I think the serious point, Chair, is that I didn't come here to Parliament Hill to spend two hours doing this any more than I pity the poor rest of all of you who had to listen to it. It's not fun. It's not really getting us all that far. I get that, but here we are. With so few tools available to an opposition party in a majority situation, we can only use the tools we have. One of them, sir, is that a motion is not finished with at this committee until everyone who wants to speak to it has spoken.
That's where we are. If we want to break this logjam, the government has my email. Just send me a little note saying, let's talk. I can do whatever circumstances they want. We can do a Get Smart cone of silence for those of you who are old enough to get that. If not, don't worry about it. There are many going, “What? Get Smart?” The rest of us get the cone of silence. What I'm saying is if you need it to be confidential because you want to just try it out, that's what diplomats do. That's why we have the diplomatic corps, the ability to do things that you can't do out front, which is for instance begin a discussion to see if there's enough willingness on both parts to get you somewhere before you make it public. If the government wants that kind of a discussion, they've got it. If they want to do it in the middle of the floor of the House of Commons, they've got that too. If they want to do it during a news conference, they can have that. They can do anything they want. You want to do it by phone....

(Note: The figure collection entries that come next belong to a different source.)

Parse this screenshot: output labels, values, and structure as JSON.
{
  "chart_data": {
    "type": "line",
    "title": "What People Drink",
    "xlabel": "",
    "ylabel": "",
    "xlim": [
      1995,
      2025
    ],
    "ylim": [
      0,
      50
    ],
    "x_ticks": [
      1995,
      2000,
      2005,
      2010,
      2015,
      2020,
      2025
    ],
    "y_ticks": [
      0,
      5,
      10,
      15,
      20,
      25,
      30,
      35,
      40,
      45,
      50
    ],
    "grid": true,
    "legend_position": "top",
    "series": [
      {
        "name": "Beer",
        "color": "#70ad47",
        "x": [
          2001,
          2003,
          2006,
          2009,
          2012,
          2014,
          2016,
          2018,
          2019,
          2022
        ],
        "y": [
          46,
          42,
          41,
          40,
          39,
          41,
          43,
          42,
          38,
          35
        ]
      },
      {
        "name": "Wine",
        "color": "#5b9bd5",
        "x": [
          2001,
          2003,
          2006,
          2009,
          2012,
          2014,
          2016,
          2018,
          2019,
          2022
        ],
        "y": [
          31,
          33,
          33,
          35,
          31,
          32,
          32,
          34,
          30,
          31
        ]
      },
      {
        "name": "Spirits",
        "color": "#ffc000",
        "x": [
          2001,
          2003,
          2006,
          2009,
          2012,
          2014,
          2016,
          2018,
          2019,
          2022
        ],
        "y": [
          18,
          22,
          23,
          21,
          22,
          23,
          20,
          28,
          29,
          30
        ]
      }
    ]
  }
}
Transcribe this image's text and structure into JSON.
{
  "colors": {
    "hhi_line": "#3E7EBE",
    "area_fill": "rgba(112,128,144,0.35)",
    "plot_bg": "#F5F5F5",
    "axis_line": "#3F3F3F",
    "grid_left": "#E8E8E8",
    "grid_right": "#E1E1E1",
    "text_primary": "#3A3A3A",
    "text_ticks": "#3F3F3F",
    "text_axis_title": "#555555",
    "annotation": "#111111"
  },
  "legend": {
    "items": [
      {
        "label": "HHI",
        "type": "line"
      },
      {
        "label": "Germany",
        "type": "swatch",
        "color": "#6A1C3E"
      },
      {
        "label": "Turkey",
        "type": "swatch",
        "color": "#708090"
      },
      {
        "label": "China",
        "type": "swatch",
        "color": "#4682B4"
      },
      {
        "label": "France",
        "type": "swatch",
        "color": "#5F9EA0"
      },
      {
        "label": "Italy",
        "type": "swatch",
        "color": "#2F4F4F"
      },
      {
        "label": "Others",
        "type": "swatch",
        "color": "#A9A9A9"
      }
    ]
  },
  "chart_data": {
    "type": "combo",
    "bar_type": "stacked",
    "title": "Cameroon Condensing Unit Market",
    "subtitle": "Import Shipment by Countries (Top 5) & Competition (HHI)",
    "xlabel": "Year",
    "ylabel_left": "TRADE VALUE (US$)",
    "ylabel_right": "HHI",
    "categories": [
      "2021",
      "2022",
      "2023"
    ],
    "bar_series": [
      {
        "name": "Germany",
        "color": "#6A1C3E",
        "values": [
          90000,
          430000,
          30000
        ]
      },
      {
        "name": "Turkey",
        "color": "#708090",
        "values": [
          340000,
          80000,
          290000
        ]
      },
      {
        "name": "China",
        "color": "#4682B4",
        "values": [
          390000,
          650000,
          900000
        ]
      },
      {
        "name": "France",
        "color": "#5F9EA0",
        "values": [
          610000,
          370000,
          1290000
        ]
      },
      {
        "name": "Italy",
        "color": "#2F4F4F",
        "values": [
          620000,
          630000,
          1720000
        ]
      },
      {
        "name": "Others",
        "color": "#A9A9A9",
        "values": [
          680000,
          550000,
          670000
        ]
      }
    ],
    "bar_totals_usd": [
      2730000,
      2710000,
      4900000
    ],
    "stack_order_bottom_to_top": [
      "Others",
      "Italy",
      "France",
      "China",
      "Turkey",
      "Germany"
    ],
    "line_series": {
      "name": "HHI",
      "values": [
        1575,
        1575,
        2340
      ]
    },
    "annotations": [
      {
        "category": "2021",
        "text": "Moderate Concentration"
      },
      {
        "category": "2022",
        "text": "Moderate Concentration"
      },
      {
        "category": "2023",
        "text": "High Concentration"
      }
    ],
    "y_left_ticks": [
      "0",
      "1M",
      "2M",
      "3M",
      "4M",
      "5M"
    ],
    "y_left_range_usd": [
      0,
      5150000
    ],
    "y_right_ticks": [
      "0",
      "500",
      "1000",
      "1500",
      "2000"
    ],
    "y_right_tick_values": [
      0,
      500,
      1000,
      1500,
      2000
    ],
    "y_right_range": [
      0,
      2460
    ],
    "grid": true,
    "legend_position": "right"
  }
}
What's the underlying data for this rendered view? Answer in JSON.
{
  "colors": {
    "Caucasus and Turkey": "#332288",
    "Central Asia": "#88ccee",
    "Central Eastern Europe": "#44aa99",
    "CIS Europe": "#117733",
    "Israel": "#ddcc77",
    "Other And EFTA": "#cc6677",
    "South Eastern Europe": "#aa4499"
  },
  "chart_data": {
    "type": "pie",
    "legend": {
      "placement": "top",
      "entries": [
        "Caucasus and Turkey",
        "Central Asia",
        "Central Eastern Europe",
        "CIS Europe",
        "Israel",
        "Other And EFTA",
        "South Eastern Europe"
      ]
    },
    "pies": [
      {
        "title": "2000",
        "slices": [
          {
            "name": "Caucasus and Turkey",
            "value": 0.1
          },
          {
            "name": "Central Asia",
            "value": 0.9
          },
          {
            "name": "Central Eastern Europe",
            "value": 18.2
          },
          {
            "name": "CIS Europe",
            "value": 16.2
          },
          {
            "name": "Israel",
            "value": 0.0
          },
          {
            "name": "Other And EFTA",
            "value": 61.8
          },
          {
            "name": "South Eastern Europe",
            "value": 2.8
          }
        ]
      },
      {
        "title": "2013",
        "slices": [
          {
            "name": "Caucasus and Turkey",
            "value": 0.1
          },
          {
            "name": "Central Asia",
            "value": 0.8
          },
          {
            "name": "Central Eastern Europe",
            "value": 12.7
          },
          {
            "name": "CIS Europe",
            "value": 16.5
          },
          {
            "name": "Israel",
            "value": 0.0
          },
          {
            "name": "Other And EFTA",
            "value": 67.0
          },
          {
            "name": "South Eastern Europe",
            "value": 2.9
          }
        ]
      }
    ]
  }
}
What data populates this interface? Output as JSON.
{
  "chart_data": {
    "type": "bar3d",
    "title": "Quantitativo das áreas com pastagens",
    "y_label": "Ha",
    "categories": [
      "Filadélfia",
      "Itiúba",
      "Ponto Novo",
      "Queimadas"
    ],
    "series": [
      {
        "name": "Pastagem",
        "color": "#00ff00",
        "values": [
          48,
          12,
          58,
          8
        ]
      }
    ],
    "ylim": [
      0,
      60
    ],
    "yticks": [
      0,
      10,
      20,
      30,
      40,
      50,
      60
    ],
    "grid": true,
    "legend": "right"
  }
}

The point is not how it gets done but that we recognize that Canadians have a right to be heard, not just this Canadian and not just those Canadians but all Canadians. Thirty minutes. Thirty minutes and this could be over and we could start focusing on timing, details, witnesses. Get down to the work. That's what we want. We're not standing petulant, holding our breath, and stamping our feet saying it's got to be our way or no way. We're not doing that either. But we're facing a government that's doing exactly that, that refuses to consider even the notion that Canadians would get a say in the places where they live.
Chair, we don't have a lot of options. What else could we do? The second we let go of this motion, it probably gets voted down. If we came to a straight vote right now, I suspect we'd lose. It's just fundamental math. I will always come back to this.